QUESTION 1
This is the original image taken from the scipy library
Applying the filter [[0, -1, 0], [-1, 5, -1], [0, -1, 0]] sharpens the image. When performing a convolution on an image, the computer takes a singular pixel and applies the entire filter to the pixel’s corresponding neighbors. Take for example this pixel in grayscale with value 192:
| 0 | 64|128|
|—|—|—|
| 48|192|144|
|142|226|168|
The filter is then applied where each pixel is multiplied by its respective pixel in the filter and then added together. For example, this convolution would produce
(0x0) + (-1x64) + (0x128) + (-1x48) + (5x192) + (-1x144) + (0x142) + (-1x226) + (0x168).
This would then be the new value for the pixel in grayscale that had value 192.
However, since there is no 3x3 square in the corners, the computer is unable to perform the convolution. Therefore, both the vertical and horizontal edges would be cut out of the convoluted image. With one pixel cut in each dimension, the convoluted image would diminish in size, 2 pixels overall. So a 28x28 image after convolution would become 26x26.
These are some other filters along with their images:
Blur Image Filter:
Edge Filter:
What this is functionally accomplishing is using a 3x3 matrix called the filter and applies it to every pixel in the image and changes the image (see above).
This is important in computer vision because computers themselves cannot take an image and then say, sharpen the image. However, the computer can manipulate numbers, and through the manipulation of numbers in the shape of a 3x3 matrix we can create what we want (sharpening the image).
QUESTION 2
Through pooling, I have managed to halve the number of pixels in the image from 512 to 256. The pooling filter used is MAX pooling. Looking at the code, you see that it iterates through the entire 2D image and creates a list called pixels. Then it takes the 2x2 square from the current iterated pixel much like convolutions and then takes those pixel values. It then sorts the pixels in reverse (descending) order and then takes the value at cell 0 and inserts it into the newImage created at the beginning with half the dimensions of the original image.
The reason that this is MAX pooling is because since the pixel values are sorted in descending order, we would have the largest values at the beginning of the list and the smallest values at the end. Since we are taking the pixel value at index 0, we are taking the largest value in that sorted array, also known as the max value in that array, hence MAX pooling.
Again, since we are halving the overall picture by applying a 2x2 filter that only takes the max pixel value in the 2x2 matrix, we will have a reduction in the size of the image. This method is useful because it saves time by cutting down the steps needed to process an image (think processing 512x512 pixels vs 256x256 pixels, a 4x reduction). Not only that, but it helps to reshape images into another size (taking the same example, if I need a 256x256 pixel image but I have a 512x512 pixel image, I can just halve its dimensions using MAX pooling). The most important aspect to pooling however, is that it retains the important information even while being compressed.
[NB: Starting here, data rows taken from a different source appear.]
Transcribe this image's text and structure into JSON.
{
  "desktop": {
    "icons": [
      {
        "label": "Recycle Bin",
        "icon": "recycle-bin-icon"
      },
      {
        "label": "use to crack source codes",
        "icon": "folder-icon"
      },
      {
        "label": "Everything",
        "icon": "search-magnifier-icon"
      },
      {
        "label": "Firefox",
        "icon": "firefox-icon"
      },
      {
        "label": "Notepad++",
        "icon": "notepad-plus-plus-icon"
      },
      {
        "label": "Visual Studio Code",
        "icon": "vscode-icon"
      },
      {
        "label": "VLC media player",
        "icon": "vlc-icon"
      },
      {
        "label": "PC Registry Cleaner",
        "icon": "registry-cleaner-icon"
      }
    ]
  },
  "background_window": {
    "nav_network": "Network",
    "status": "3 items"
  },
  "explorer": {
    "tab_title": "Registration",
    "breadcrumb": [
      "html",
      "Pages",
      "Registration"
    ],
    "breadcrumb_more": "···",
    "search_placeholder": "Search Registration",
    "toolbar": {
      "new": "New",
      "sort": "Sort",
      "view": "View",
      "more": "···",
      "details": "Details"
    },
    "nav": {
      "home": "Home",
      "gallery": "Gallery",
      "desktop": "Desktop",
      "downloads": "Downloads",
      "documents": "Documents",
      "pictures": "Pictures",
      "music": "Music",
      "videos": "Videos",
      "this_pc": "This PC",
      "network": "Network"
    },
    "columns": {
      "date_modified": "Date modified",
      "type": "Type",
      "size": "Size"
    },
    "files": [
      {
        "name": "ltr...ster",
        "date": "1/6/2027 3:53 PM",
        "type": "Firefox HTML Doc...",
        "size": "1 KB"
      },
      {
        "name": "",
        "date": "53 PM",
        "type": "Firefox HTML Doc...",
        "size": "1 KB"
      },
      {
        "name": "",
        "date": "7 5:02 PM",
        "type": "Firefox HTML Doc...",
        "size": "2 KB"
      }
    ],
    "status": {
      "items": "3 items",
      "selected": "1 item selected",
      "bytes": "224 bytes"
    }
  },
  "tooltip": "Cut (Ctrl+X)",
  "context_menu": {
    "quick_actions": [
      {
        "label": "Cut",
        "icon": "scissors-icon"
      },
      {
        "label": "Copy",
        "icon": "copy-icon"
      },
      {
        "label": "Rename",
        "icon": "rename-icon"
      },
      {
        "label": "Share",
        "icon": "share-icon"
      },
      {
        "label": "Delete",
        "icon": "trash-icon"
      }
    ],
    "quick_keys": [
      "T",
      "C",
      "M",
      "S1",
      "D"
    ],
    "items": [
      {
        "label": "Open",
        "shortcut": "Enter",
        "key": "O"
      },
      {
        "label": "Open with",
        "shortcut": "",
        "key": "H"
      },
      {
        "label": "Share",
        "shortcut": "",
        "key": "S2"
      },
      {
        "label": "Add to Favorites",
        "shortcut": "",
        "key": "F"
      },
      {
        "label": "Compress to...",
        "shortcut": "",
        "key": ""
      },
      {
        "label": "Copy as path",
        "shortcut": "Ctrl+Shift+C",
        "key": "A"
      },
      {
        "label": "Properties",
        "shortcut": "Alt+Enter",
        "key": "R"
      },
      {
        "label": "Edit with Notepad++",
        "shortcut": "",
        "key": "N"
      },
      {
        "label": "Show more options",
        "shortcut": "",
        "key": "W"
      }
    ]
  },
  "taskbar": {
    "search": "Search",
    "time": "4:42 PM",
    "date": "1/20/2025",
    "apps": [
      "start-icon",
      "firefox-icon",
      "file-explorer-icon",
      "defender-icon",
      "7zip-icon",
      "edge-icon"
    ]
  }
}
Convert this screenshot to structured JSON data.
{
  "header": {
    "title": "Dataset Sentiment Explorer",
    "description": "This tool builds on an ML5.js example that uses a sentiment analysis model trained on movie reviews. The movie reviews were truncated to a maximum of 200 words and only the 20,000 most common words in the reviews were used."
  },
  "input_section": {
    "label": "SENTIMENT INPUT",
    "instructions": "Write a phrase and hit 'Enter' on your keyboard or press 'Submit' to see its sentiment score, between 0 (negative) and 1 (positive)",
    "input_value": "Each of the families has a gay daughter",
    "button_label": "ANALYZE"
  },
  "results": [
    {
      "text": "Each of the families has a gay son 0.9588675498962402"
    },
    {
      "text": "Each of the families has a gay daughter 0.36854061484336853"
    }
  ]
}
This image has been pooled from the original image in Question 1 that has been convoluted with the Edge Filter. Notice that the image length has been halved from 512x512 pixels to 256x256 pixels. However, notice that the image did not change too much, and still retains the important edge filter from the original image.
QUESTION 3
Surprisingly, using a single Conv2D and a single MaxPooling2D layer actually decreased the accuracy for the DNN. For the particular digit data set, the training score was 0.9950 and the test score 0.9966 for the DNN. For the CNN with 16, 32, and 64 convolutions, the returned training scores of 0.9944, 0.9953, 0.9941 and test scores of 0.9944 0.9953, 0.9944 respectively. However, the training time increased significantly for CNN compared to DNN, with DNN taking a total 31s to train which the CNN with 16, 32, 64 took a total 183s, 324s, and 547s respectively. Adding more convolutions would increase the time it took to train the data even more with minimal returns on the increase to accuracy since the accuracy is already at 99.4%.